Fragmentation of rock blocks upon impact with the slope is a common occurrence during rockfall events. This process entails the division of an initial rock block either through breakage into new fragments or through the disaggregation of blocks that are weakly bound by cohesion or cementation, or a combination of both mechanisms. Despite significant advancements in understanding and predicting rockfall occurrences and their propagation, the fragmentation of rock blocks during impact remains underexplored. Existing experimental and numerical studies on the fragmentation of brittle materials under controlled conditions have provided valuable insights into the breakage of intact rock at a meso-scale.
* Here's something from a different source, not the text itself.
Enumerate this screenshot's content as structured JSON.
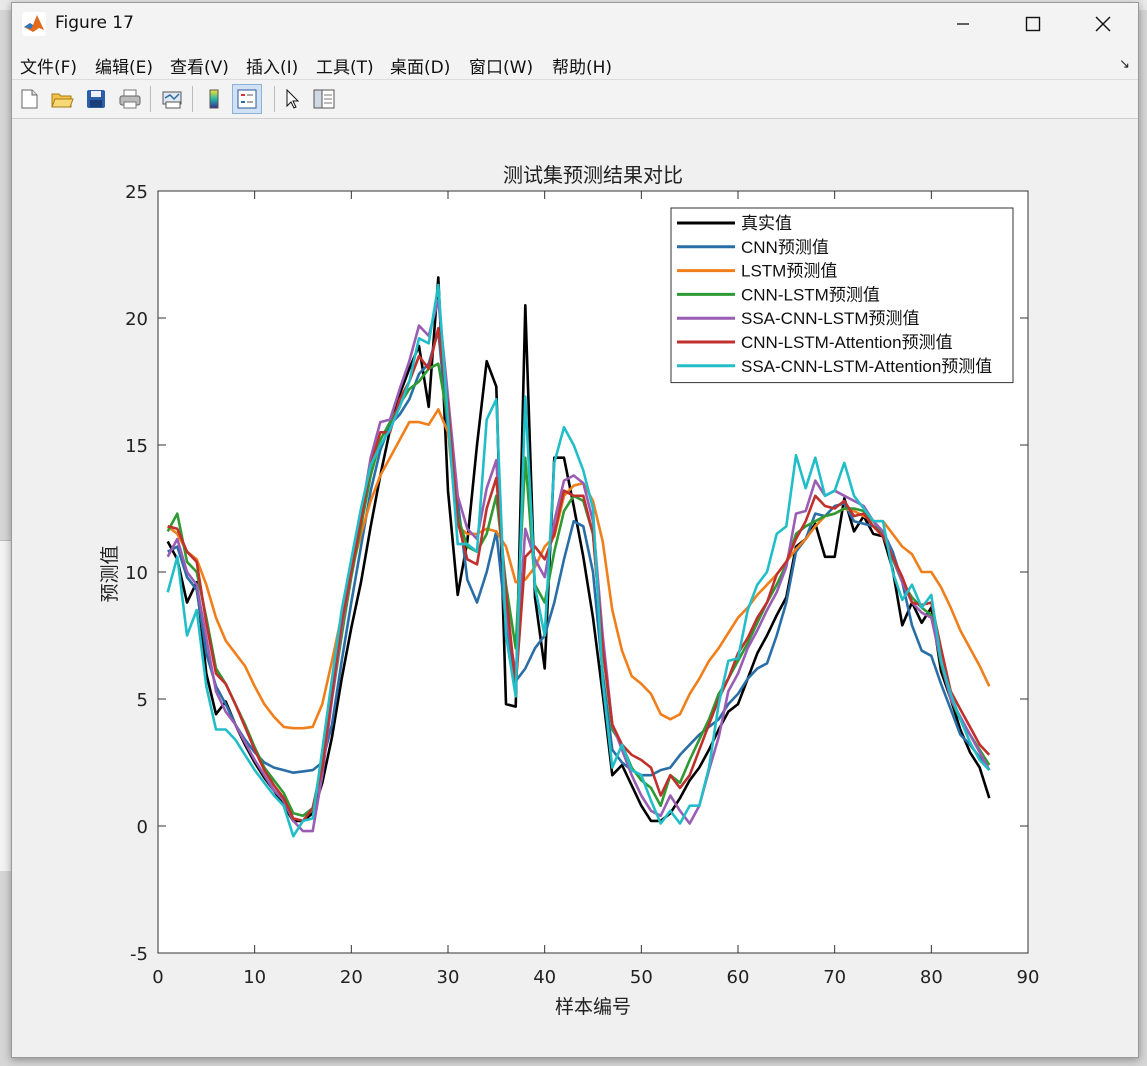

However, the effects of pre-existing discontinuities on the fragmentation process, the size distribution of fragments, and their trajectories, have not been sufficiently addressed. The current research focuses on an experimental campaign of vertical drop tests, where discontinuities are artificially introduced into spheres of mortar. Series of discontinuity patterns are examined to understand how their geometrical configuration (encompassing their number and position within the block and inclination with respect to the impacted surface) along with the impact velocity, influence fragmentation mechanisms. Fracture patterns, fragments masses, and trajectories are analysed in detail through image analysis. The results reveal that the geometrical configuration of the discontinuities within the sample affects the size and number of the fragments. Additionally, the inclination of the discontinuity planes relative to the impacted surface, along with the impact velocity, determines the probability and type of breakage, as well as the trajectories of the fragments.